Canadians across the political spectrum are attentively following the US presidential race, but do not expect much change in bilateral relations or in their daily life regardless of the election outcome, three Canadians said in separate interviews with Sputnik.
Joe Emersberger, 54, an engineer from Windsor, Ontario and a member of Unifor, Canada's largest union in the private sector, said he identifies as a leftist and views the US election as a choice between the lesser of two evils.
"The outcomes will be worse if Trump wins rather than Biden, in my opinion. But both outcomes are bad. We basically have two bad outcomes and one is worse," Emersberger said.
Emersberger said foreign policy tops the issues in terms of importance and cited the United States’ outsized role in Canadian and global affairs as a context for his heightened interest in the US election. He noted that Canada's international engagement has mainly become an extension of US foreign policy, with Ottawa supporting coups in Venezuela and Bolivia while standing in the midst of US diplomatic rifts with China and Russia.
As a unionized worker, Emersberger said he worries about the economic impact of the election, noting that the aftershock of years of anti-labour policies that have left US unions decimated could likely reverberate in Canada.
"[De-unionization in the United States] puts tremendous downward pressure on Canadian wages and working conditions as well. The labour movement in Canada ends up getting squeezed by the downward trend in the United States," he said.
Emersberger said he doubted much would change after the election.

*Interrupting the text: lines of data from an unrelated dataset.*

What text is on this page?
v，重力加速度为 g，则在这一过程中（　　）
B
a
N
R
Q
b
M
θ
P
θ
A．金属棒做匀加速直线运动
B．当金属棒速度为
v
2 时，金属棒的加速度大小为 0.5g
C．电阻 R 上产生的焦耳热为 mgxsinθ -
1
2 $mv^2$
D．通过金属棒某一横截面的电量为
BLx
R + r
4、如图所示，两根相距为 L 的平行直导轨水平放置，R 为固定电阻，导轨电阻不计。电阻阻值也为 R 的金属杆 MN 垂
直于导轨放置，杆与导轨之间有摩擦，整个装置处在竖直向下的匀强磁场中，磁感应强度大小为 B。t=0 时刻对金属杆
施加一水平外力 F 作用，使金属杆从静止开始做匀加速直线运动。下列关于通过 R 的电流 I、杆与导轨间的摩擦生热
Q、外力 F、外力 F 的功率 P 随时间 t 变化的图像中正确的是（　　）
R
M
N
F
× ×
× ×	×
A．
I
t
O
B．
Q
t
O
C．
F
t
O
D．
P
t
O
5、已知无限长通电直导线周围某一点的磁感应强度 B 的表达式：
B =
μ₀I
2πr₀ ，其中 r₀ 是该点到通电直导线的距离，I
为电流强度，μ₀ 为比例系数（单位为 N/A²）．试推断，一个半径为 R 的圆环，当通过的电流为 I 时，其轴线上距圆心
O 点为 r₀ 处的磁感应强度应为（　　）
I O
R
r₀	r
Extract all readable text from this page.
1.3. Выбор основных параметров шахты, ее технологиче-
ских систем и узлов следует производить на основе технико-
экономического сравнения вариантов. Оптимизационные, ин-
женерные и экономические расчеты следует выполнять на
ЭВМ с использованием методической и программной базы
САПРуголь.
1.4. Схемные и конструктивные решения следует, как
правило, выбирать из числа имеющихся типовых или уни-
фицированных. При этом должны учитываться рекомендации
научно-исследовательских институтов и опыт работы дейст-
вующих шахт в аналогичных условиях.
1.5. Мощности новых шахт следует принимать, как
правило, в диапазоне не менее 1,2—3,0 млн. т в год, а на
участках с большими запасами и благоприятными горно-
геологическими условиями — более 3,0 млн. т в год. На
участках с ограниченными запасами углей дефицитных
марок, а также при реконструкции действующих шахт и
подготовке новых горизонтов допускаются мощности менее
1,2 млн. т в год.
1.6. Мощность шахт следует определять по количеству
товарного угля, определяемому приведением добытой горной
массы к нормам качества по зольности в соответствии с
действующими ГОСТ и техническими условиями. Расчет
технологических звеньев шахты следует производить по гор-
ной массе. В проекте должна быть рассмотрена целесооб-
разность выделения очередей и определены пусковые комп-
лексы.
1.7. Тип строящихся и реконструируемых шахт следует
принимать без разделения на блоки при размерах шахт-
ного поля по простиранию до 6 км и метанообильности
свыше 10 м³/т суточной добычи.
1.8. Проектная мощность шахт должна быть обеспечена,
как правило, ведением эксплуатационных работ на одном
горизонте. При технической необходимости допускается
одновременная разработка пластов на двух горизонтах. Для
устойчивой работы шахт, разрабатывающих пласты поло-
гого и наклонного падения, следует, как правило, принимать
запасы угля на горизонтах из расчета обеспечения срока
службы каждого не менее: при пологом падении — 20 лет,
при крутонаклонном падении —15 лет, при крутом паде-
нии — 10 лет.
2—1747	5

"In the United States, the Democrats and Republicans, basically, are two factions of the same party," he said. "There is kind of a very closed off political discussion that dominates."
Kiro Attia, 27, an engineering consultant and self-described centrist, said he holds a pragmatic view of the candidates and on the impact, the outcome of the US election will have on Canada.
"I wouldn't really be pressed to see either candidate win or lose," Attia said. "Our lives in all aspects are very intertwined. Our economies rely heavily on each other and on the transfer of goods, services and travellers across the border. In this sense, US-Canada relations are important and impact who we see, what we consume, and how we consume it. I don't see any of these things changing drastically anytime soon."
However, Attia said he is leaning toward Trump in the matchup of imperfect candidates, as some analysts have billed the US election, saying that a Biden victory would reinforce a trend where meritocracy, logic and core issues are drowned out by rhetoric and moral grandstanding.
Attia also said that a Biden victory would have a negative impact on his investments, but noted that he does not believe his career prospects will be affected by any potential slowdowns.
"Media reports suggest that a Biden win will not affect the markets negatively, but I think my investments would react negatively to a Biden presidency and I think the long-term outlook in terms of major companies downsizing and/or offshoring is more likely to happen," he said.
Attia explained there is a two-fold reason shared by many Canadians for staying on top of the US election: the emerging new school of political thought and the entertainment value the 2020 campaign has brought.
"Canadian politics sort of lag behind and emulate American politics over time and Canadians are just tuning in to see a glimpse of what the political landscape might look like here soon," Attia said.
The proximity, as well as the lack of what he said, is "consequentiality" makes the US election easy to engage in without agonizing over its implications, he said.
Nevertheless, Attia said he laments the carnival-like atmosphere that has defined the campaigns and superseded policy discussion by propaganda, insults and antics.